Art for a living
Despite the heat of the midday autumn sun, a small crowd gathered in front of the first gate of a government college in Chandpur town's Nazirpara. People, old and young, were surrounding and intently watching a physically disabled boy, squatting on the ground.
Peering through the crowd, an amazing scene came into view. The boy, with no wrists or fingers, was bending over pieces of paper, fervently drawing flowers, flags and birds, adding patches of colours to them. He was quite unmindful of the crowd around him, as also of the small sum of money some of them left him in appreciation for his talent and effort.
His name is Russell. Aged 17, he was maimed in an accident 10 years ago. But he has chosen the path of drawing pictures for a living instead of begging, a livelihood choice for most physically disabled people who come from poor families.
Russell is third among the seven children of Babu Fakir and Renu Begum, who migrated to Dhaka in search of a living in the early 1990s from their village home in Barisal and settled in a slum by the Malibagh railway track in the capital.
Like most slum-kids growing up near railway tracks, he would roam around freely jumping in and out of running trains, travelling from one station to another. One fateful day, this very game proved almost fatal when he slipped from a train's roof in Kamalapur Railway Station.
"We had no trace of him for a whole month and six days, until a man contacted us and told us that he was recovering at the Pangu Hospital," recalled Renu, as Russell sat silently on the plywood floor of a 20-by-10 feet shanty.
By the time his parents found him, Russell's right arm was amputated a little below the elbow and the left arm a little below the armpit, and the left foot was gone too.
Russell, however, got the opportunity to continue his education, even though his formal schooling stopped. He began going to Shishu Neer, a school run by a local NGO for underprivileged children.
"His two sisters were our students, so when he came with them to our school some time in 2007, our principal decided to treat him as a special student," said Hasina Haque or Russell's Moni Apa, who taught him to draw.
"He had difficulty remembering things and we did not want to pressure him on that, because he had 32 stitches on his head," she said. "But I noticed that he liked to draw pictures, so I taught him to hold pencils with the amputated limbs so that at least he would be occupied during the school hours."
But Hasina began to notice a change in the boy as he grew up. He started to skip his classes more and more. "He would not come to school for months and when I asked his parents they would say he went to their village in Barisal."
But it was not Barisal he had gone to.
He wanted to be useful to his family which was comprised of 11 members -- his father, mother, second brother and his wife with their four-month old baby, his three sisters and youngest brother -- all of whom lived inside the one room shanty in the congested slum built over a swamp, atop a bamboo platform.
"I used to work as a domestic help but after falling on a bathroom floor, I broke my back and I cannot do any heavy work anymore," said Renu adding how her family's income mainly depended on his husband and their eldest son.

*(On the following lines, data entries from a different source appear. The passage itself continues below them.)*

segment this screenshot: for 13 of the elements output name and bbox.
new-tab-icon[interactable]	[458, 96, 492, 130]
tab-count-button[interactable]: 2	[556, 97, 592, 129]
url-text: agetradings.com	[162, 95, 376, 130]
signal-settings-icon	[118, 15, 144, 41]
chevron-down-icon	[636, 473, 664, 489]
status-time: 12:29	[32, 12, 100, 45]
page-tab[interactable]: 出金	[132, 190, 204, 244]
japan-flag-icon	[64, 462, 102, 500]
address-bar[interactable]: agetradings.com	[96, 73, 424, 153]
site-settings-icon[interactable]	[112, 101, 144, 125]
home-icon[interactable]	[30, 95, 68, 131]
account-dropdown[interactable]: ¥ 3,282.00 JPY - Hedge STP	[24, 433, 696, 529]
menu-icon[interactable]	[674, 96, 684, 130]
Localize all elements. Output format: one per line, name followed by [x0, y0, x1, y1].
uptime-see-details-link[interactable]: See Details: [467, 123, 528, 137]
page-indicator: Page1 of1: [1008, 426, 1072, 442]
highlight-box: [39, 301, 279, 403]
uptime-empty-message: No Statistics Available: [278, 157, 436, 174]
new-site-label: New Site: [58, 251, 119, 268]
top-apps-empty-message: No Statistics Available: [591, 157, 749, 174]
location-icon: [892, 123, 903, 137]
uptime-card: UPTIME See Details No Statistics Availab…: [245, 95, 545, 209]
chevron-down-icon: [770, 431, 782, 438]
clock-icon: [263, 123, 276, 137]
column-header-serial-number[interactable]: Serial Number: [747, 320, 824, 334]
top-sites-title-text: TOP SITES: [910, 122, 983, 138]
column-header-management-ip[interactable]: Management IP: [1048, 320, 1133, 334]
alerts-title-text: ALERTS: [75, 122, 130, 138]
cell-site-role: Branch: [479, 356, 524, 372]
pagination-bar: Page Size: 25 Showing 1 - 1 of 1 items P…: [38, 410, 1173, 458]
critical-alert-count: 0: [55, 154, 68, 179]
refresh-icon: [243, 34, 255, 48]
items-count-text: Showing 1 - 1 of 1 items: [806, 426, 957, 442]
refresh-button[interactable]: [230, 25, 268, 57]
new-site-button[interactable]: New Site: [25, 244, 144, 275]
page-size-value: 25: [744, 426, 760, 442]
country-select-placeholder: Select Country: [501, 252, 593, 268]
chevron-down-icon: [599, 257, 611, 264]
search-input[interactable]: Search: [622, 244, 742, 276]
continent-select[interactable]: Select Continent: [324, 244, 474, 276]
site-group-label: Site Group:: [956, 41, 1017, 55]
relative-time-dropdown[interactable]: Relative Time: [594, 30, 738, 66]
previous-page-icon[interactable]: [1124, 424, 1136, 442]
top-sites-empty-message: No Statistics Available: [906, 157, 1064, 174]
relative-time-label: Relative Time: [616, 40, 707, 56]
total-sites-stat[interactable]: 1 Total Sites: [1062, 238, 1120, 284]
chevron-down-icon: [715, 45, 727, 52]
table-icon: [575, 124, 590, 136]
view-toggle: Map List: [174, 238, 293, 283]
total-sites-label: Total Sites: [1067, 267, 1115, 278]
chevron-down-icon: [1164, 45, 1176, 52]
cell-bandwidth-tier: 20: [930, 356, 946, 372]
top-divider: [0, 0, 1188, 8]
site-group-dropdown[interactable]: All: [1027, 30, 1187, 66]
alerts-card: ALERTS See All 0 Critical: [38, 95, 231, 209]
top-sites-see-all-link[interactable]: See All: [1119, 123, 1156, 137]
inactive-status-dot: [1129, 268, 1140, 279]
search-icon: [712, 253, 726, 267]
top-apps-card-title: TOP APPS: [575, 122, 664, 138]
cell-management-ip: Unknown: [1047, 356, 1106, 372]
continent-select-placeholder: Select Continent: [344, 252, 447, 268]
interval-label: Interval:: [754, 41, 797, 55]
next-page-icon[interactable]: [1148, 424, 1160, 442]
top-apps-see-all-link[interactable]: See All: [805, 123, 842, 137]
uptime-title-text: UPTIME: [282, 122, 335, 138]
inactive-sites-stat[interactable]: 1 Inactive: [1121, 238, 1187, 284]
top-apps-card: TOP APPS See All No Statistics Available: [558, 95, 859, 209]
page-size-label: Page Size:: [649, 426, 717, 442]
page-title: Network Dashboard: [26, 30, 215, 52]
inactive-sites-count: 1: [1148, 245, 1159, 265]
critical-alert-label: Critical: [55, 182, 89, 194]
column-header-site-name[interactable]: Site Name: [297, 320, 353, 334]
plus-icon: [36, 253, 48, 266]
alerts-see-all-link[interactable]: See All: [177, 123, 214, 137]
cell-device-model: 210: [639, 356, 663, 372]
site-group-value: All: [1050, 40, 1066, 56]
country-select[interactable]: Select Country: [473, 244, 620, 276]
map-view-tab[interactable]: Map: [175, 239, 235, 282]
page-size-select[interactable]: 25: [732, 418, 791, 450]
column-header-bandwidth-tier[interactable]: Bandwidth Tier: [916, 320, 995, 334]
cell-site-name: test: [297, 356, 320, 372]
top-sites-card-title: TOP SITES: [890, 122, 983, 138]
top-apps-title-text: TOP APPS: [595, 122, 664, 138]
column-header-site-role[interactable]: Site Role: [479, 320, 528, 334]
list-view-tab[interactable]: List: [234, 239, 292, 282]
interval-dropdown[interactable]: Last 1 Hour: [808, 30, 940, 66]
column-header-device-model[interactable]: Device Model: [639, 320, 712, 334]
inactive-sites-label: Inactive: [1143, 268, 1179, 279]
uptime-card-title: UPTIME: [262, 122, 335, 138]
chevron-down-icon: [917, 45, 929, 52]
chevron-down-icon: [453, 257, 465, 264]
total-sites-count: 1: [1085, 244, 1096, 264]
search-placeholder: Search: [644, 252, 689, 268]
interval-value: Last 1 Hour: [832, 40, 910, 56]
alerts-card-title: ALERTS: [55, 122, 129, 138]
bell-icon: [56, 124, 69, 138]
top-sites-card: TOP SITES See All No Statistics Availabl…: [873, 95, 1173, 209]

Her husband Babu Fakir sells betel leaf near Mouchak market, earning Tk 150-200 daily while her eldest son, who works at a hotel, contributes Tk 1000 per month.
"The second son, a van driver, does not make enough money to make any contribution to the family expenditure," said Renu adding the other children go to school.
When Russell was asked about what gave him the idea of using his drawing skills to make a living, he looked down and remained quiet. His mother answered instead.
"He told me he couldn't beg. He feels shy to ask people for money. So he thought of making use of his talent."
Interestingly, Russell never got to make a living in Dhaka. Asked how he ended up in Chandpur, he maintained silence letting his mother answer. "He was taken there by a man. He usually went out and came back to the house as he wished," she said.
Her mother said he "earns about Tk 200-300 per day" from drawing pictures by the roadside.
"People who are amazed at his talent give him whatever they please," said Renu.
But drawing such beautiful pictures with one's stumps must put a lot of stress on his body. When the conversation came to this point, he finally broke his silence.
"Yes, it aches a lot especially when the pencils are short," he said. Russell uses ink pens, crayons and wood colour pencils to draw and colour pictures.
The only time he smiled was when asked what else he would like to draw. "I want to draw village sceneries, boats in the river and people's faces. But I cannot. I wish someone would teach me how to."
But silence returned to his face as this correspondent asked him about his dream or plan for the future.